Monday, October 17, 2005

What Price Culture?

An OpEd article in this past weekend's edition of the Wall Street Journal by Douglas McLennan, editor of artsjournal.com questions whether the current financial model of arts organizations, increasingly focusing on "business-like" activities such as charging admissions fees, courting underwriters, and running retail shops is artistically appropriate and fiscally sustainable. He contends that the current system is "broken" and a new "model" must be invented.

It's clear that many arts and cultural institutions are stuggling. In my hometown, an institution as world renowned as the Pittsburgh Symphony continues to stuggle even after earning a majority of its operating budget through earned income and garnering salary concessions from its musicians.

However, what Mr. McLennan doesn't do in his article is suggest what a new model for arts and cultural organizations should look like, contending that we're "stretching traditional nonprofit status to the point of breaking". Although I'm not sure that there's is an obvious "answer", I do know that going back to the way the arts were "funded" a generation ago is not a viable solution. For example, patrons in the past had fewer choices on which to spend their entertainment dollars and the exodus out of many urban areas (including my own) over the years has reduced the size of the customer base. The bottom line is that arts and cultural institutions are exposed to market forces like never before and have no choice but to respond in ways that more closely resemble businesses.

Earned income activities not tied to the core mission of the organization, like a coffee shop run by a museum, is not likely to ever generate significant profits. They are mostly stopgap measures. However, social enterprise initiatives intimately linked to mission and run with the intent to make money (like all businesses, there is no guarantee) can not only effectively compete and grow but can also build organizational capacity, supplement other objectives of the organization (e.g., grow membership), and open up new revenue-generating opportunties.

One of the ventures in the Accelerator's portfolio is the Westmoreland Museum of American Art in Greensburg, PA. Like the organizations described by Mr. McLennan, the WMAA struggles to maintain a preeminent status among regional museums in the U.S. while ensuring its financial sustainability.
Its earned income initiatives, fully supporting the museum's mission to educate people about the art and history of their country, have not only generated increasing financial returns but has resulted in a variety of exciting (and potentially profit-making) partnerships.

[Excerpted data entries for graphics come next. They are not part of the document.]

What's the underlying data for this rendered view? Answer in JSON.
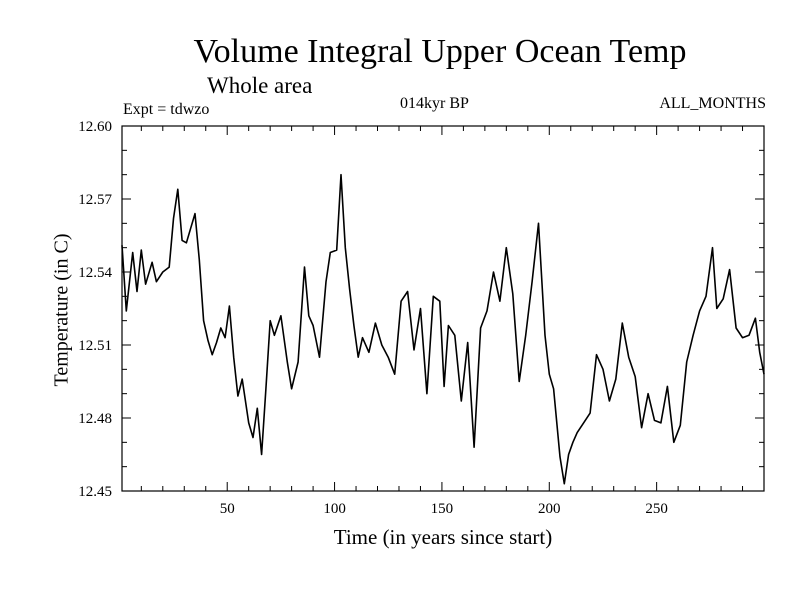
{
  "header": {
    "title": "Volume Integral Upper Ocean Temp",
    "subtitle": "Whole area",
    "expt": "Expt = tdwzo",
    "period": "014kyr BP",
    "months": "ALL_MONTHS"
  },
  "chart_data": {
    "type": "line",
    "title": "Volume Integral Upper Ocean Temp",
    "subtitle": "Whole area",
    "xlabel": "Time (in years since start)",
    "ylabel": "Temperature (in C)",
    "xlim": [
      1,
      300
    ],
    "ylim": [
      12.45,
      12.6
    ],
    "x_ticks": [
      50,
      100,
      150,
      200,
      250
    ],
    "y_ticks": [
      "12.45",
      "12.48",
      "12.51",
      "12.54",
      "12.57",
      "12.60"
    ],
    "grid": false,
    "series": [
      {
        "color": "#000000",
        "x": [
          1,
          3,
          6,
          8,
          10,
          12,
          15,
          17,
          20,
          23,
          25,
          27,
          29,
          31,
          33,
          35,
          37,
          39,
          41,
          43,
          45,
          47,
          49,
          51,
          53,
          55,
          57,
          60,
          62,
          64,
          66,
          68,
          70,
          72,
          75,
          78,
          80,
          83,
          86,
          88,
          90,
          93,
          96,
          98,
          101,
          103,
          105,
          107,
          109,
          111,
          113,
          116,
          119,
          122,
          125,
          128,
          131,
          134,
          137,
          140,
          143,
          146,
          149,
          151,
          153,
          156,
          159,
          162,
          165,
          168,
          171,
          174,
          177,
          180,
          183,
          186,
          189,
          192,
          195,
          198,
          200,
          202,
          205,
          207,
          209,
          211,
          213,
          216,
          219,
          222,
          225,
          228,
          231,
          234,
          237,
          240,
          243,
          246,
          249,
          252,
          255,
          258,
          261,
          264,
          267,
          270,
          273,
          276,
          278,
          281,
          284,
          287,
          290,
          293,
          296,
          298,
          300
        ],
        "y": [
          12.551,
          12.524,
          12.548,
          12.532,
          12.549,
          12.535,
          12.544,
          12.536,
          12.54,
          12.542,
          12.562,
          12.574,
          12.553,
          12.552,
          12.558,
          12.564,
          12.545,
          12.52,
          12.512,
          12.506,
          12.511,
          12.517,
          12.513,
          12.526,
          12.505,
          12.489,
          12.496,
          12.478,
          12.472,
          12.484,
          12.465,
          12.492,
          12.52,
          12.514,
          12.522,
          12.503,
          12.492,
          12.503,
          12.542,
          12.522,
          12.518,
          12.505,
          12.536,
          12.548,
          12.549,
          12.58,
          12.55,
          12.533,
          12.518,
          12.505,
          12.513,
          12.507,
          12.519,
          12.51,
          12.505,
          12.498,
          12.528,
          12.532,
          12.508,
          12.525,
          12.49,
          12.53,
          12.528,
          12.493,
          12.518,
          12.514,
          12.487,
          12.511,
          12.468,
          12.517,
          12.524,
          12.54,
          12.528,
          12.55,
          12.531,
          12.495,
          12.514,
          12.536,
          12.56,
          12.514,
          12.498,
          12.492,
          12.464,
          12.453,
          12.465,
          12.47,
          12.474,
          12.478,
          12.482,
          12.506,
          12.5,
          12.487,
          12.496,
          12.519,
          12.505,
          12.497,
          12.476,
          12.49,
          12.479,
          12.478,
          12.493,
          12.47,
          12.477,
          12.503,
          12.514,
          12.524,
          12.53,
          12.55,
          12.525,
          12.529,
          12.541,
          12.517,
          12.513,
          12.514,
          12.521,
          12.507,
          12.498
        ]
      }
    ]
  }
}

For example, the Westmoreland was the premier show in the Visionaries eleventh season of profiling socially innovative individuals and organizations around the world for PBS and the Wisdom Channel. Entitled American Art-Alive and Well the episode is described as:



Bonded by an extraordinary personal event, a small group of people transform a stodgy old museum into a vibrant place pulsating with the energy of young people discovering art, history and music for the first time. The music of the NewLanders a group of Pittsburgh area musicians and songwriters who have researched and rediscovered songs written by, and about, the people of southwestern Pennsylvania is part of that story.
The business model for arts and cultural institutions may have outlived its usefulness but I would contend that the future still looks a lot like the present, with more of the very best and most relevant practices of the private, public, and citizen sector injecting life into a critical aspect of society.